Caso Fonderie

«Operai vittime del ricatto del lavoro»

Scontro al dibattito all’Eco Bistrot tra i dottori Loria e Crescenti sulle responsabilità del medico aziendale

SALERNO. «I lavoratori sono vittime del ricatto del lavoro. Se non li si coinvolgerà nella lotta, non si andrà da nessuna parte. L’Inail, delle loro malattie professionali non ne vuole sapere perché poi deve risarcirle. Il medico aziendale competente ha il compito di chiarire le criticità, ma è pagato dall’azienda che è il suo datore di lavoro, e ha la tendenza ad alterare o modificare i dati. Mentre l’Asl, grazie al decreto legislativo 81 del 2008 che ha sostituito la 626, deve solo vigilare». È una dichiarazione di guerra quella del dottor Stanio Loria, dirigente medico del servizio d’igiene di Medicina del lavoro dell’Asl Napoli 1.

Le sue considerazioni tuonano all’Eco Bistrot di Salerno dove ieri si è parlato di Fonderie Pisano all’incontro, moderato dal direttore de “la Città”, Stefano Tamburini: “Senza salute non c’è lavoro”. Le parole di Loria sono state immediatamente riprese dal collega Ferdinando Crescenti, direttore del dipartimento di Medicina del lavoro aziendale dell’Asl, accompagnato da Patrizia Pisano, una dei dirigenti dell’azienda. Crescenti replica, spiegando: «Faccio questo mestiere da trent’anni e non posso rimanere in silenzio mentre si mette in dubbio l’etica di miei colleghi. Bisogna andarci piano. Se ci sono criticità o inesattezze – ha poi aggiunto – vanno punite e sanzionate, senza poi contare che datore di lavoro e lavoratore hanno la possibilità del ricorso avverso al giudizio del medico competente».

Per Crescenti, «serve avere rispetto per la salute delle persone, ma anche il lavoro degli operai va tutelato ma occorrono dati scientifici per fare certe affermazioni. Nulla è da escludere, ma mi interesserebbe sapere quali sono i dati sull’incidenza tumorale, anche sui lavoratori delle Pisano e poi, mi sentirei in diritto di affermare che quelle 45 morti sospette possano essere ricondotte all’attività delle fonderie».

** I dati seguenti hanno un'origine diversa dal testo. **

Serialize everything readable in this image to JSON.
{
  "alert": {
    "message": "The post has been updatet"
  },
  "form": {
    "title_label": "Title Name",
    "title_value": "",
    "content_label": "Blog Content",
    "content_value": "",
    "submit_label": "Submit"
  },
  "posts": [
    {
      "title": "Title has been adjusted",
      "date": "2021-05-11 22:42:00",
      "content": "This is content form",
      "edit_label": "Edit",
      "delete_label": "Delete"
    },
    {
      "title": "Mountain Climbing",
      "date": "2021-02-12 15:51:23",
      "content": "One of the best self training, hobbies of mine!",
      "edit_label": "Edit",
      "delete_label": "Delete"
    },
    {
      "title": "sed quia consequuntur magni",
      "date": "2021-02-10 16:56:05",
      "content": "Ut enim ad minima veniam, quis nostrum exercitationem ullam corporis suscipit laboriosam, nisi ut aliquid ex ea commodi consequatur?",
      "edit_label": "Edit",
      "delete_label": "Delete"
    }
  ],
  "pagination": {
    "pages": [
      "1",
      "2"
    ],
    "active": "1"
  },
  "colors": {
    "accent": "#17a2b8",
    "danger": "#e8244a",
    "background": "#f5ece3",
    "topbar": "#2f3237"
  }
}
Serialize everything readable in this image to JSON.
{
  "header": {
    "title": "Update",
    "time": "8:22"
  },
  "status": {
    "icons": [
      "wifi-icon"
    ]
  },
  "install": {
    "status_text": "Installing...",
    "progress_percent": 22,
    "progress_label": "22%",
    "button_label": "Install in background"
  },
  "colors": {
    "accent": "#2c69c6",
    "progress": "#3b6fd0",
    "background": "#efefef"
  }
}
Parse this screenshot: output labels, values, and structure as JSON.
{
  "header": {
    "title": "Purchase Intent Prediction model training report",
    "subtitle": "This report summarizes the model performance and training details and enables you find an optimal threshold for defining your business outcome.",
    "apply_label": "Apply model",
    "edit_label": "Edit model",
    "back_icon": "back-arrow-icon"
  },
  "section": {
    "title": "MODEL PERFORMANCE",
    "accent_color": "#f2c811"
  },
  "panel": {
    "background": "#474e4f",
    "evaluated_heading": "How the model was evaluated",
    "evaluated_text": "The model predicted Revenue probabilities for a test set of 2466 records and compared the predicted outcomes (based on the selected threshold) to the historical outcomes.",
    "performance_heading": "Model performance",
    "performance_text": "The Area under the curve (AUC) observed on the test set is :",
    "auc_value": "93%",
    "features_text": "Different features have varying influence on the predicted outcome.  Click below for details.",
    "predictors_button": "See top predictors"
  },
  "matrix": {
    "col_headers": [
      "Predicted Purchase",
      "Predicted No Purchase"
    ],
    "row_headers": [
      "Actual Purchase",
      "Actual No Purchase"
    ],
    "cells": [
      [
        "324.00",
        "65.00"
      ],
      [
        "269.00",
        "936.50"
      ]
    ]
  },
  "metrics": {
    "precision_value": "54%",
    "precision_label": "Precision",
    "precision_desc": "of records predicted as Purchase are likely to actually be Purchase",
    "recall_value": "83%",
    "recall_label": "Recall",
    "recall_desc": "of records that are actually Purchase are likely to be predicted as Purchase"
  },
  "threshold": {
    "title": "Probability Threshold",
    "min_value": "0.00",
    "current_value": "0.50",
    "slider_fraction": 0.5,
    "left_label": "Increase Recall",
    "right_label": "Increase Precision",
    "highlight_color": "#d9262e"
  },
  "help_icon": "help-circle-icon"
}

L’incontro si era aperto sulla dicotomia tra salute e lavoro prendendo come esempio i casi dell’Ilva di Taranto e delle Fonderie Pisano di Salerno. A fare gli onori di casa è stato Lorenzo Forte, portavoce del comitato “Salute e Vita” promotore dell’appuntamento. Al tavolo, fra i relatori, Giampiero Meo, consigliere legale di Greenpeace Italia; Fabio Torluccio, legale del comitato; i medici Paolo Fierro, vicepresidente di Medicina democratica; Fulvia Gravame del comitato Peacelink di Taranto; Chiara Brancaccio di Italia Nostra; Gennaro Avallone, ricercatore del dipartimento di Scienze politiche, sociali e della comunicazione dell’Università di Salerno ed infine due collegamenti via Skype con l’attore David Riondino, che ha portato i suoi saluti, e la giornalista Rosy Battaglia, titolare di un’inchiesta sulla questione Ilva di Taranto. Presente anche il responsabile Wwf della Campania, Piernazario Antelmi che in una lettera inviata al comitato ha manifestato la sua vicinanza. Nell’introdurre, il direttore Tamburini aveva sottolineato come «nelle tante storie in cui mi sono imbattuto ho trovato persone con sentimenti misti tra il terrore e il rimorso. Il terrore per le malattie, per sé e per i propri cari, e il rimorso per non aver fatto abbastanza per combattere questa battaglia. Posso dire che non devono averne. È stato merito del comitato se il caso è arrivato all’opinione pubblica, sostituendosi a chi doveva fare e non ha fatto».

Tamburini ha poi aggiunto: «Non ho mai visto, in nessuna realtà la presenza di un sindacato monopolista. Si ha così una forte confusione dei ruoli che ha portato in più occasioni la Cgil a rispondere alle accuse, portate da Procura e Arpac contro l’azienda, quasi come un ufficio stampa della proprietà». Forte invece si è soffermato sulla «farsa» del consiglio comunale di martedì rinnovando poi l’invito al presidente Vincenzo De Luca a far partire lo studio epidemiologico nella Valle dell’Irno. «La maggioranza, dopo l’ennesima passerella del sindaco – ha accusato Forte – ha continuato a stare zitta, facendo approvare un documento di solidarietà oramai inutile».